Secercah Harapan Warga Gaza untuk Mewujudkan Mimpi Miliki Pasokan Listrik
Ilustrasi pipa gas. (Wikimedia Commons/Glen Dillon)

Bagikan:

JAKARTA - Lama hanya menjadi angan tak berbentuk, proyek pipa gas yang melintasi batas politik antara Israel dan Palestin untuk warga Gaza, perlahan mulai menemui titik terang.

Konflik berkepanjangan antara Palestina dengan Israel, diikuti dengan gagalnya pembicaraan damai tahun 2014, serta saling curiga dan bentrokan yang kerap terjadi, mengaburkan nasib proyek pipa gas untuk Gaza.

Tetapi kepentingan Israel, Palestina, Qatar dan Eropa telah bertemu dalam beberapa pekan terakhir dengan tujuan mengalirkan gas ke Gaza pada 2023, kata para pejabat.

Rencananya gas alam dari lapangan Leviathan laut dalam yang dioperasikan oleh Chevron di Mediterania timur, akan dialirkan melalui pipa yang ada menuju Israel. Dari sana, gas akan disalurkan dengan perpanjangan jalur pipa yang baru diusulkan.

Di bawah kesepakatan bersama, sisi Israel dari pipa yang direncanakan akan didanai oleh Qatar. Sementara, pipa dan aliran untuk sisi Palestina akan dibiayai oleh Uni Eropa

Jika berhasil, proyek saluran pipa akan untuk pertama kalinya dalam beberapa tahun menyediakan sumber energi yang stabil ke Jalur Gaza, mengakhiri pemadaman bergilir yang telah membantu melumpuhkan ekonomi daerah kantong Palestina yang diblokade.

ilustrasi
Ilustrasi proyek pipa gas. (Wikimedia Commons/Commons Ohikulkija)

"Kami berbicara tentang Gaza yang memiliki listrik 24 jam, memberikan dasar bagi pertumbuhan ekonomi besar dan penyumbang perdamaian dan stabilitas," kata Direktur Energi Office of the Quartet, kelompok penggagas perdamaian Israel dengan Palestina Ariel Ezrahi, melansir Reuters

“Peristiwa baru-baru ini merupakan terobosan nyata,” sambung Ezrahi yang memimpin gugus tugas gas untuk Gaza yang didanai oleh pemerintah Belanda sejak 2015.

Uni Eropa sudah memberikan komitmen awal sebesar 5 juta euro, untuk mendanai proyek dari sisi Gaza pada pekan lalu.
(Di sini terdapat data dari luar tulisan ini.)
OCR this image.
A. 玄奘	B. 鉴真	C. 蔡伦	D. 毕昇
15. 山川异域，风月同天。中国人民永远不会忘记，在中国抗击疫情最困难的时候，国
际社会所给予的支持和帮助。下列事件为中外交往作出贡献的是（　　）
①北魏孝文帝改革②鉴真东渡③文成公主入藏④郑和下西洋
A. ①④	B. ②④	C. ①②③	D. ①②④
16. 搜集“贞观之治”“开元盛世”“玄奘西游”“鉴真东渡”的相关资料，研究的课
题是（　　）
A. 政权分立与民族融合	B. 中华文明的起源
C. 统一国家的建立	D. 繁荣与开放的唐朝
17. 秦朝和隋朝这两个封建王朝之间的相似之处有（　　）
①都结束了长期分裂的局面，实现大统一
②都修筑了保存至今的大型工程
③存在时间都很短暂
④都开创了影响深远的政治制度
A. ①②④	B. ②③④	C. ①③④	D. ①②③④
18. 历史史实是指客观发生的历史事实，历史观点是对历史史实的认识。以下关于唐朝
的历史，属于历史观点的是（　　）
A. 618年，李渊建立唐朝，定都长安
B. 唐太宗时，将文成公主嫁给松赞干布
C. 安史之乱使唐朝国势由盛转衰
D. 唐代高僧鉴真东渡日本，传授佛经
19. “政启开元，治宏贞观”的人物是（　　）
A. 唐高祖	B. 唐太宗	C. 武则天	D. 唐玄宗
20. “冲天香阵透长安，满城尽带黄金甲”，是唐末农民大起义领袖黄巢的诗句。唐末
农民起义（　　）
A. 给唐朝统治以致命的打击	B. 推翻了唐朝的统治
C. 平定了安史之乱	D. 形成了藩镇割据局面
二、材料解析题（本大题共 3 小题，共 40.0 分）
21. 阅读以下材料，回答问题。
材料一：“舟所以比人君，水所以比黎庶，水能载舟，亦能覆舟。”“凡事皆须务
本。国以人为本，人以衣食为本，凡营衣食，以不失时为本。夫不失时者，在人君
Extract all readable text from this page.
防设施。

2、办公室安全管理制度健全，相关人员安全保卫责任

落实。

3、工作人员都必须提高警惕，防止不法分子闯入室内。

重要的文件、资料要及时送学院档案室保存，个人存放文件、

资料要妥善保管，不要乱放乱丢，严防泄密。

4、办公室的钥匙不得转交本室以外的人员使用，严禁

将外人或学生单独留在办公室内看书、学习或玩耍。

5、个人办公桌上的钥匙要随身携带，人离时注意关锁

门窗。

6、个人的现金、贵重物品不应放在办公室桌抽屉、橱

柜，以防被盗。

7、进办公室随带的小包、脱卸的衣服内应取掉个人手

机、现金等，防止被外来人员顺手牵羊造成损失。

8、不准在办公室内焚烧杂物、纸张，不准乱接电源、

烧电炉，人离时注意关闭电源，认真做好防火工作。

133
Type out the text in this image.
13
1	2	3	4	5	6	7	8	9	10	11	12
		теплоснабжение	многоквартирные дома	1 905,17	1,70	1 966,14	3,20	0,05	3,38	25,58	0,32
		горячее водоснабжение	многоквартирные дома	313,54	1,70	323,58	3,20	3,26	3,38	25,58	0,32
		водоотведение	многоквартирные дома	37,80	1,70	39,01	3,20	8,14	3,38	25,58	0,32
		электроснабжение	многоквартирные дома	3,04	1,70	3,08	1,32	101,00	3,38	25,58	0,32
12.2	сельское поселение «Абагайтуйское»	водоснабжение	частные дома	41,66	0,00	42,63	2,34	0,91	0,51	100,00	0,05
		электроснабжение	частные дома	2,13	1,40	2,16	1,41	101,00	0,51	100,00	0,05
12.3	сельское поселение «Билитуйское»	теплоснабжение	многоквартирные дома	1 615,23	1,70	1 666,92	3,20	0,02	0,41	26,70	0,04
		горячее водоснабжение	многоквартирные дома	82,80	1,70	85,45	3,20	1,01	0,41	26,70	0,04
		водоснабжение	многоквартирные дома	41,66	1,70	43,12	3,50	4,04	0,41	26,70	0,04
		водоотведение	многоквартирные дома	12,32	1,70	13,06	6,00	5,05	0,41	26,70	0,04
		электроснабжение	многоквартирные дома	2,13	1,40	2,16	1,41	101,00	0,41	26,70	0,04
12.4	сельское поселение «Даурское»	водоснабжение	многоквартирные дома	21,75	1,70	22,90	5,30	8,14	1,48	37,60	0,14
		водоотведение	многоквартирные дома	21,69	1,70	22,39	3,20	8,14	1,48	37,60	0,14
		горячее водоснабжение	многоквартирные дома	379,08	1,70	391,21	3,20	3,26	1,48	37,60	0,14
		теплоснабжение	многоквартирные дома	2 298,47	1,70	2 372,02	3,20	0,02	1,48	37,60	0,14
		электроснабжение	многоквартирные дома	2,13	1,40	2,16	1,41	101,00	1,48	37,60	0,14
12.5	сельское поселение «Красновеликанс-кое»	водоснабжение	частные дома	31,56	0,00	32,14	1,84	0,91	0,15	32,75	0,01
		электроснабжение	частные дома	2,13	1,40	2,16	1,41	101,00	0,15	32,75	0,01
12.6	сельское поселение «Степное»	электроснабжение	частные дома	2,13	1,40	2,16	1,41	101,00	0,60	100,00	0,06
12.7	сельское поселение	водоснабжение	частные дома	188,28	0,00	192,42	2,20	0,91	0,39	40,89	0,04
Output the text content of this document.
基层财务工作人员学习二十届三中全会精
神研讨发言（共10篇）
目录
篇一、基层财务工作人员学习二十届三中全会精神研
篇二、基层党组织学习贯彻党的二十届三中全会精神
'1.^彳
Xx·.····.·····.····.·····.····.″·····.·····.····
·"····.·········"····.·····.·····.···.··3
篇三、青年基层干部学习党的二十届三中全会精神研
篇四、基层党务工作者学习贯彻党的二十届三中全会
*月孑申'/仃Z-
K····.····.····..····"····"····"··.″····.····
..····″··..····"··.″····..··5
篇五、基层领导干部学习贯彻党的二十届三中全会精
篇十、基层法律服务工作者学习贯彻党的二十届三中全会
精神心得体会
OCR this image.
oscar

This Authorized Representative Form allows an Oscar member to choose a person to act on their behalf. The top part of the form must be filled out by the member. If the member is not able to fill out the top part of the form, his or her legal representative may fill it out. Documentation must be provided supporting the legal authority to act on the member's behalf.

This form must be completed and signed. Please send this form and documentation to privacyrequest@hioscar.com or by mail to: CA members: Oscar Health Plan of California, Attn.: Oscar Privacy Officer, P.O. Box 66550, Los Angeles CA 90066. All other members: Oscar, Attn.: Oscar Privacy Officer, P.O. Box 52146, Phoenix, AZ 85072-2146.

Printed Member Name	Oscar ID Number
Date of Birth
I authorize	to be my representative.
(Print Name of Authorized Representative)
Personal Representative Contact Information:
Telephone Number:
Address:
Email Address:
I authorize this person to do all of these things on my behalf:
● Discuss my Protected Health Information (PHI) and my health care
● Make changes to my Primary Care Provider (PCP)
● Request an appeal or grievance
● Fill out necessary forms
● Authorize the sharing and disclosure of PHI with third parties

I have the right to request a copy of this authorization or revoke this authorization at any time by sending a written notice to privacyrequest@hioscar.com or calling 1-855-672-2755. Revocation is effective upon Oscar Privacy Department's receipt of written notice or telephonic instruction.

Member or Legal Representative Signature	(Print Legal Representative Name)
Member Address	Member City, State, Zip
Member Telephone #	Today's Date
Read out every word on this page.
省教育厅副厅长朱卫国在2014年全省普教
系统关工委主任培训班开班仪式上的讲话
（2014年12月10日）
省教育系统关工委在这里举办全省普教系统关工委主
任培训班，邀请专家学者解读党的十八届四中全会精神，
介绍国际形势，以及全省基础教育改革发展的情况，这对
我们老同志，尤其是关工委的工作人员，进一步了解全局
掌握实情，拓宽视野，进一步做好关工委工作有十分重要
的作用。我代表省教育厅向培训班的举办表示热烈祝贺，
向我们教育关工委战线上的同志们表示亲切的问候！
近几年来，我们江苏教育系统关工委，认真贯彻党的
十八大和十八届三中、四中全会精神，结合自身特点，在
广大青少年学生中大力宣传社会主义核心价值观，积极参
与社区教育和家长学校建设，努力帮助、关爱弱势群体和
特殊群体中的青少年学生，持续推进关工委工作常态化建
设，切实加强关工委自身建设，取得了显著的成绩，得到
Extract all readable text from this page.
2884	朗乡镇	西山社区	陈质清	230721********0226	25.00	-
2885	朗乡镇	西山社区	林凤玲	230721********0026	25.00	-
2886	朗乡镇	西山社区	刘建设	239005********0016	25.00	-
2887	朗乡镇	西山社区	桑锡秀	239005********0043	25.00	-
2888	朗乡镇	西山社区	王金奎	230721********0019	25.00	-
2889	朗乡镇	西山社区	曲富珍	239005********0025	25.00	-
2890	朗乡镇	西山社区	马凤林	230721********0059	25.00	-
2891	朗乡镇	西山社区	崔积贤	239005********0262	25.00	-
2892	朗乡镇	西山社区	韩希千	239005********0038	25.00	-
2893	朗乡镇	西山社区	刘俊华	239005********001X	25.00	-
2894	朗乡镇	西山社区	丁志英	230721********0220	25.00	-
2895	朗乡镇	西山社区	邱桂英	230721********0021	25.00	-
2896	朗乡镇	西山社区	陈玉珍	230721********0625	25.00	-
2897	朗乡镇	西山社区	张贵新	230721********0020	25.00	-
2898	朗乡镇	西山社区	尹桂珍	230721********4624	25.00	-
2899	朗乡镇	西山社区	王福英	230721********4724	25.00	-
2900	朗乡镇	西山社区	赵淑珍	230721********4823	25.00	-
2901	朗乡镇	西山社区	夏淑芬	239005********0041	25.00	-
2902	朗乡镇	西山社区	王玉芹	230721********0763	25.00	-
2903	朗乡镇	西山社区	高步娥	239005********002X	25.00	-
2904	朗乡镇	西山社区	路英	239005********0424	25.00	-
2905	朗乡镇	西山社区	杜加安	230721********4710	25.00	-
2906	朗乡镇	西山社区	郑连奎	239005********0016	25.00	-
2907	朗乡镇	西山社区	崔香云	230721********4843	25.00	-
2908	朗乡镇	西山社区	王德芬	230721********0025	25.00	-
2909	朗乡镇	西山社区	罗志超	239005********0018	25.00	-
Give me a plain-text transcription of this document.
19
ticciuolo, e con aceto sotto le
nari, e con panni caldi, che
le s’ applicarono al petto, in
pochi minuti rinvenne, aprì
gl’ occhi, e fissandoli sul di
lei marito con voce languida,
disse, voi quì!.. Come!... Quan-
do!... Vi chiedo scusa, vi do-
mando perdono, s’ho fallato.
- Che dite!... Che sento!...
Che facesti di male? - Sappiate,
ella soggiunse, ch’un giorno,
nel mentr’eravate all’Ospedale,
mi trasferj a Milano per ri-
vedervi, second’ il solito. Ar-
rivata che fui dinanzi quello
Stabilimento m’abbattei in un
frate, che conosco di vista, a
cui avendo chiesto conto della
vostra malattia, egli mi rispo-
Rencananya, proyek tersebut akan memiliki pipa sepanjang 4 kilometer dan menelan biaya sekitar 20 juta euro.

Sementara itu, Utusan Qatar untuk Jalur Gaza Mohammed Al-Emadi mengatakan kepala kantor berita SAWA, negaranya akan mendanai pipa di sisi Israel yang akan membentang sepanjang 45 kilometer dengan biaya sebesar 70 juta Euro.  

Ditanya tentang pipa Gaza, Chevron mengatakan bahwa pihaknya berharap dapat mendukung strategi Israel untuk mengembangkan sumber daya energinya untuk kepentingan negara dan wilayah, tetapi tidak berkomentar tentang masalah yang bersifat komersial.

Untuk diketahui, Gaza yang memiliki luas wilayah 360 kilometer persegi merupakan wilayah pesisir yang terletak di antara semenanjung Sinai Mesir dan Tel Aviv.

Tidak ada akses ke dunia luar kecuali melalui Israel, yang menguasai 90% perbatasan darat dan lautnya, dan Mesir, yang memiliki perbatasan darat yang sempit di selatan.

Saat ini, satu-satunya pembangkit listrik Gaza menghasilkan listrik selama sekitar 12 jam sehari dengan solar, bahan bakar yang lebih mahal dan berpolusi.

Proyek pipa gas ini diharapkan dapat meningkatkan kemampuan pembangkit listrik hingga empat kali lipat, sehingga bisa menghasilkan pasokan listrik lebih stabil untuk Gaza.

"Semoga kesepakatan bisa dicapai dalam beberapa minggu, sehingga memungkinkan biaya listrik turun 60 persen, dan daya listrik bisa mencapai dua kali lipat maksimal 140 megawatt," harap Vice Chairman Palestine Electric Company (PEC) Walid Salman.